Questions on the Order Paper April 5th, 2019

With regard to the funding granted under the Investing in Canada plan, since March 2016: (a) what applications were initially approved by Infrastructure Canada officials but then rejected by the Office of the Minister of Infrastructure and Communities; and (b) what requests were initially rejected by Infrastructure Canada officials but then approved by the Office of the Minister of Infrastructure and Communities?

Child Care April 3rd, 2019

Mr. Speaker, we saw this in Quebec with the creation of the day care network. This really served as a launching pad for women, allowing more and more to get into the workforce and go into more interesting careers. Unfortunately, this network can no longer keep up with the demand. To secure a place for nursery school, women often have to apply or get on a waiting list before even becoming pregnant.
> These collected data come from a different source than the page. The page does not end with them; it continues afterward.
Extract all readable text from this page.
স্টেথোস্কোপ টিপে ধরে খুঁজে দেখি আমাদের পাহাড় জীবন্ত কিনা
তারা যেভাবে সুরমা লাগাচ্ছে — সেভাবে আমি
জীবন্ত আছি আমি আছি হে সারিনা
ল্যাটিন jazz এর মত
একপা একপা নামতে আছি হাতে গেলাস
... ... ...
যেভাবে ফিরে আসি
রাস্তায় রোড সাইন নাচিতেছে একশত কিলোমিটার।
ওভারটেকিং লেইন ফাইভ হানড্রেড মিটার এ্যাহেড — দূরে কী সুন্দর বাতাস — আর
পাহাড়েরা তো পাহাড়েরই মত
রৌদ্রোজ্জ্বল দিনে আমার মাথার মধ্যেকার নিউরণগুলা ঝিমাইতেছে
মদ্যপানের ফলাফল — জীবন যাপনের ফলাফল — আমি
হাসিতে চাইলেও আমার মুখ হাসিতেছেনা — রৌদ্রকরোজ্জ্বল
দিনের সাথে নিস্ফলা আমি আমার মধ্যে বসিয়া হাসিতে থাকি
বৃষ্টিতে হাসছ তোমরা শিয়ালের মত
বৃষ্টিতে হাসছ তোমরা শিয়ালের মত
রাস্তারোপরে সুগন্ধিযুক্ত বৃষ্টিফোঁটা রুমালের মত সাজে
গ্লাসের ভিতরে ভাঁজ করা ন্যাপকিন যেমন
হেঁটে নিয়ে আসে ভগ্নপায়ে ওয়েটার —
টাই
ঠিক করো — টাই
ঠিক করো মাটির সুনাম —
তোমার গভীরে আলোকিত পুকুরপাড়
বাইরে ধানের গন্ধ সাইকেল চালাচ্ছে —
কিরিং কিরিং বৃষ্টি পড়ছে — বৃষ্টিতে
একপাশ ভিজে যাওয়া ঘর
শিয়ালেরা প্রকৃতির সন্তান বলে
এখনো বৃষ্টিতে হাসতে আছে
I recently hosted a town hall at my constituency office on the topic of debt. Many people came out to talk to us because they are worried about their high debt levels. I would remind members that the average Canadian household debt is 168%. Many people from young families told me that high day care costs are contributing to their debt load. Unfortunately, the high cost of day care is often the reason that one of the parents might decide to stop working, driving them further into debt.

That is why leadership is crucial. It is unfortunate that we keep talking about the past. It is important to look to the future, to take into account the precarious nature of work, and create a day care system for everyone.